Bir gün dayanamadım çattım İbo’ya. İki dükkânın arasında kavga ettik de oralı bile olmadı Havva. Bilmeze vurdu. İçin için sevindi belki de. Kim bilir? Mahalleli kız kavgası diye dedikodu etmiş. Çokta umurumdaydı sanki! O değil de kavga esnasında, “Hasta mısın oğlum sen?” diye bağırıp, itelemiştim İbo’yu. Hastaymış gerçekten! Zaten üflesen uçacak, zayıf, çiroz gibi sapsarı bir oğlandı. Göz kapakları düşük, alnı açık, ince burnu hep ıslak. Bense sarı saçlı, mavi gözlü yakışıklı bir mübadil oğluydum. Havva burnu sümüklü İbo’ya kalacak değildi ya!

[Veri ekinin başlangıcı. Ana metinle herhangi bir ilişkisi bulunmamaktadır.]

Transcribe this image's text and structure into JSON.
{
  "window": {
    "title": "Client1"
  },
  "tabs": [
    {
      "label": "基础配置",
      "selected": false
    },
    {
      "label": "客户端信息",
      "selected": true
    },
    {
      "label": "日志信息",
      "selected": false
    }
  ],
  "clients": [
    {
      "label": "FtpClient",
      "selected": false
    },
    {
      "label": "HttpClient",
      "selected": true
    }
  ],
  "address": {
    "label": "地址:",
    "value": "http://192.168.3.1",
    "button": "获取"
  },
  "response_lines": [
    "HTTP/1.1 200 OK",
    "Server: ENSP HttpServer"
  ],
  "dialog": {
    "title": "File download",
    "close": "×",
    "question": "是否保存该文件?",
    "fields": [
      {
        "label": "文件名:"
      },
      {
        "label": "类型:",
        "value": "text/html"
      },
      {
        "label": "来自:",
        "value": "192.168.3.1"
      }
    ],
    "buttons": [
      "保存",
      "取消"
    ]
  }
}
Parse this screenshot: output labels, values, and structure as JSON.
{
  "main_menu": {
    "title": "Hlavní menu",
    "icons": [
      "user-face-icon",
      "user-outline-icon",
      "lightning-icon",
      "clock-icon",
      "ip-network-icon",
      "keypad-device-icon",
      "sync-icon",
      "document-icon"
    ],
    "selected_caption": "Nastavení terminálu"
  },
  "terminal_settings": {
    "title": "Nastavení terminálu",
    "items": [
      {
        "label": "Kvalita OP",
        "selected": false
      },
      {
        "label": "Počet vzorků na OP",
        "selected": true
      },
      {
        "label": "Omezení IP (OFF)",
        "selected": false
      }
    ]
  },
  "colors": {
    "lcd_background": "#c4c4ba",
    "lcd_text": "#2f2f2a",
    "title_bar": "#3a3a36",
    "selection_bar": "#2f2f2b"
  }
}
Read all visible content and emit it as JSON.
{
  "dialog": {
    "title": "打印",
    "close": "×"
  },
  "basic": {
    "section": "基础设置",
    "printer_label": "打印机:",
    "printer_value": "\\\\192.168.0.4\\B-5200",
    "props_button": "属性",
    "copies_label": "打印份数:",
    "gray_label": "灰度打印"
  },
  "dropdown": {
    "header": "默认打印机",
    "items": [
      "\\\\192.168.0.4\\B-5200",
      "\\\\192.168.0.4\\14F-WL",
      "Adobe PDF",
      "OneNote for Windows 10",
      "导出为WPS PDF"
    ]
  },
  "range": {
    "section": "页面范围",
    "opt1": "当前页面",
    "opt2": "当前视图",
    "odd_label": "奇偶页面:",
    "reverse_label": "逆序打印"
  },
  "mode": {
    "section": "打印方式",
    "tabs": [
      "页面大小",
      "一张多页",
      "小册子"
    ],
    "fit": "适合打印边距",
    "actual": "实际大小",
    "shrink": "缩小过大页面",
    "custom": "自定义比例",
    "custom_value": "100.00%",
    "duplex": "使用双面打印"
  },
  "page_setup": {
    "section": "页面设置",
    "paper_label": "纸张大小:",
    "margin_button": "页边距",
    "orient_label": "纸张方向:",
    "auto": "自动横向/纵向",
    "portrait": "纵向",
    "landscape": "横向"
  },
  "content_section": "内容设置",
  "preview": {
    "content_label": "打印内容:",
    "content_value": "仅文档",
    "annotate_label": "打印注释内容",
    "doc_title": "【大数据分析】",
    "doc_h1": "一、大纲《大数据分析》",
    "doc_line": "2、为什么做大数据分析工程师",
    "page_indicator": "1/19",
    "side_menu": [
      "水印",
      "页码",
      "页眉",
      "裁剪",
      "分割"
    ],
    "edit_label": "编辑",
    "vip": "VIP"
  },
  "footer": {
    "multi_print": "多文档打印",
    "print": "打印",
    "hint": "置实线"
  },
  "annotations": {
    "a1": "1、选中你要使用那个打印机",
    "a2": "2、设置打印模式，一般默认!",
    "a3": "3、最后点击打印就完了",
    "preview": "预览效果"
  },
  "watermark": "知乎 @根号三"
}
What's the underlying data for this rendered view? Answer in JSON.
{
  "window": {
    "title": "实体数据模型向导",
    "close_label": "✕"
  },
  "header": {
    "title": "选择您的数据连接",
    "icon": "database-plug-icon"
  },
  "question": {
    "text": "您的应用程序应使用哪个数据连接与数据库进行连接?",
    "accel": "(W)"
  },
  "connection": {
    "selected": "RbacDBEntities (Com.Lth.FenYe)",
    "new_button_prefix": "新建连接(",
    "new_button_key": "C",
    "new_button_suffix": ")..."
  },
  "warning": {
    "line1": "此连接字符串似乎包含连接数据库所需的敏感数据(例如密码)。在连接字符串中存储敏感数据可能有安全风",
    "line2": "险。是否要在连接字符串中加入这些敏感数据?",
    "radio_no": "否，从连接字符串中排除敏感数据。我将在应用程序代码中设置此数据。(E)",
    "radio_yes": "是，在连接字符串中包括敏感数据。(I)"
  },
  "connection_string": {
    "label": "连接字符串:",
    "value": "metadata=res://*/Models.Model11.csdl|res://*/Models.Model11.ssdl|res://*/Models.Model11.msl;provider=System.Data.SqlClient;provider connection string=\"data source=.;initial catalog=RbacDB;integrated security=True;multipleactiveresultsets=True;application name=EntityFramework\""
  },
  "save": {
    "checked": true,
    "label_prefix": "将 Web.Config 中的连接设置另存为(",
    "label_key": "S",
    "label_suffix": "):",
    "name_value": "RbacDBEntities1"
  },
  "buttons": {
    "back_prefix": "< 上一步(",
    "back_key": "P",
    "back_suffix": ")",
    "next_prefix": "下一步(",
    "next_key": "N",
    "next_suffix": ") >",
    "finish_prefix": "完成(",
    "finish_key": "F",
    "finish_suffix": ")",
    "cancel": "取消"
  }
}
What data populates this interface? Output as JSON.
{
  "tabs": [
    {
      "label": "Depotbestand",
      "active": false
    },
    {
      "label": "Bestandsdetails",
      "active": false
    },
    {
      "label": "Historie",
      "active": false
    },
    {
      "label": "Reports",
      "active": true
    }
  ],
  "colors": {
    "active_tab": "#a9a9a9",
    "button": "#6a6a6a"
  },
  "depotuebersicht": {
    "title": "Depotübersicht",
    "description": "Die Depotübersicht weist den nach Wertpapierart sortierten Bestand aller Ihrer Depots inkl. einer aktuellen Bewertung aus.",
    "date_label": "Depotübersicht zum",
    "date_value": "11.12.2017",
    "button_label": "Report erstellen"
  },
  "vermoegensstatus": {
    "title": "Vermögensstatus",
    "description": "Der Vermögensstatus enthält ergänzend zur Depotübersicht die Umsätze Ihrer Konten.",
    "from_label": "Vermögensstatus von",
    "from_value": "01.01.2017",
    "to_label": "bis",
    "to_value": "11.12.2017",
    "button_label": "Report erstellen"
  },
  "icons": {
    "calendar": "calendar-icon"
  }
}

Bir sabah dükkânın önünü süpürürken fırından sesler yükseldi. Havva oklavaya sardığı tatlı hamurunu İbo’nun yüzüne doğru uzatarak, “Al bu kocakarı gerdanını öp,” diye dalga geçerken ustasına yakalanmış. Ustanın sesi sokağa taşmıştı.
“Nimetle dalga geçmek de neyin nesi? Oğlanlarla oynaşmanın neresi şaka? Kız dediğin azıcık ağır olur, ne bu müşterinin karşısında cıvık cıvık hareketler?”
Etraftakiler neler olduğunu anlamaya çalışırken Havva kapıda göründü. Sinirliydi. Hışımla çıktı gitti. Akşama doğru Havva’nın babası geldi fırına. Ustaya çattı. Biraz fazlaca itiş kakış oldu, tabureler atıldı. Etrafa toplananlar olaya müdahil olmak istemedi. Ben de öyle uzaktan izledim. Sonradan mahallede duyduk. Babası eve gidince Havva’yı bir temiz dövmüş. Ağzı burnu kan içinde kalmış.
İbo’nun ailesine haber yollamış.
“Gelip istesinler.”
İbo’nun annesi, “Oğlum hasta, zaten yaşları küçük daha, bir iki oynaştıysa evlenecek değiller ya,” diye haber salınca dellenmiş adam. Tüfekle kapılarına dayanmış. Anlayacağınız; konu komşu, hısım akraba araya girip ortamı yatıştırınca, Havva, birkaç ay içinde yufkacı İbo’nun karısı oluvermişti. İşte tütüne o zaman başladım ben. Tütün mü yandı, gönlüm mü bilmeden yaşadım yıllarca. Annem kaç yere dua okuttu, muska yaptırdı. Babam kızdı ona. “Biraz ağlar, sızlar toparlanır, kendine gelir, divane olacak değil ya.”
Bir daha görmedim Havva’yı.
Kimselere dönüp bakmadım. Dükkâna gelen müşterilere bile! Patron kaç kere uyardı beni. Kendi içimde yaşadığım fırtınanın sessizliği dışıma vurmuş, dünyadan bihaber yaşarken babaannem vefat etmiş, kız kardeşim evlenmiş, ikiz çocukları olmuş! Yüzüme bakanların anlamsız ifadeleri, bıyık altından gülmeleri, “adam sen de” lakırdıları vız gelip tırıs giderken Havva’nın bir kızı olduğunu duyduğumda silkelendim. Turuncu kafası, çilli, çukur yanakları Havva’dan; akça pakça teni, düşük göz kapakları, ıslak sivri burnu İbo’danmış! Emekliyormuş, yerden bulduğu her şeyi ağzına götürüyormuş. İbo hastaymış. İnşallah ölür dediğim çok oldu. Sonra sonra inşallah ölmez dediğim de çok oldu. Ama İbo öldü. Çok hastane gezmiş, en iyi doktorlara gitmiş ama hastalığı agresifmiş, zayıf bünyesini zehirli sarmaşık gibi sarmış!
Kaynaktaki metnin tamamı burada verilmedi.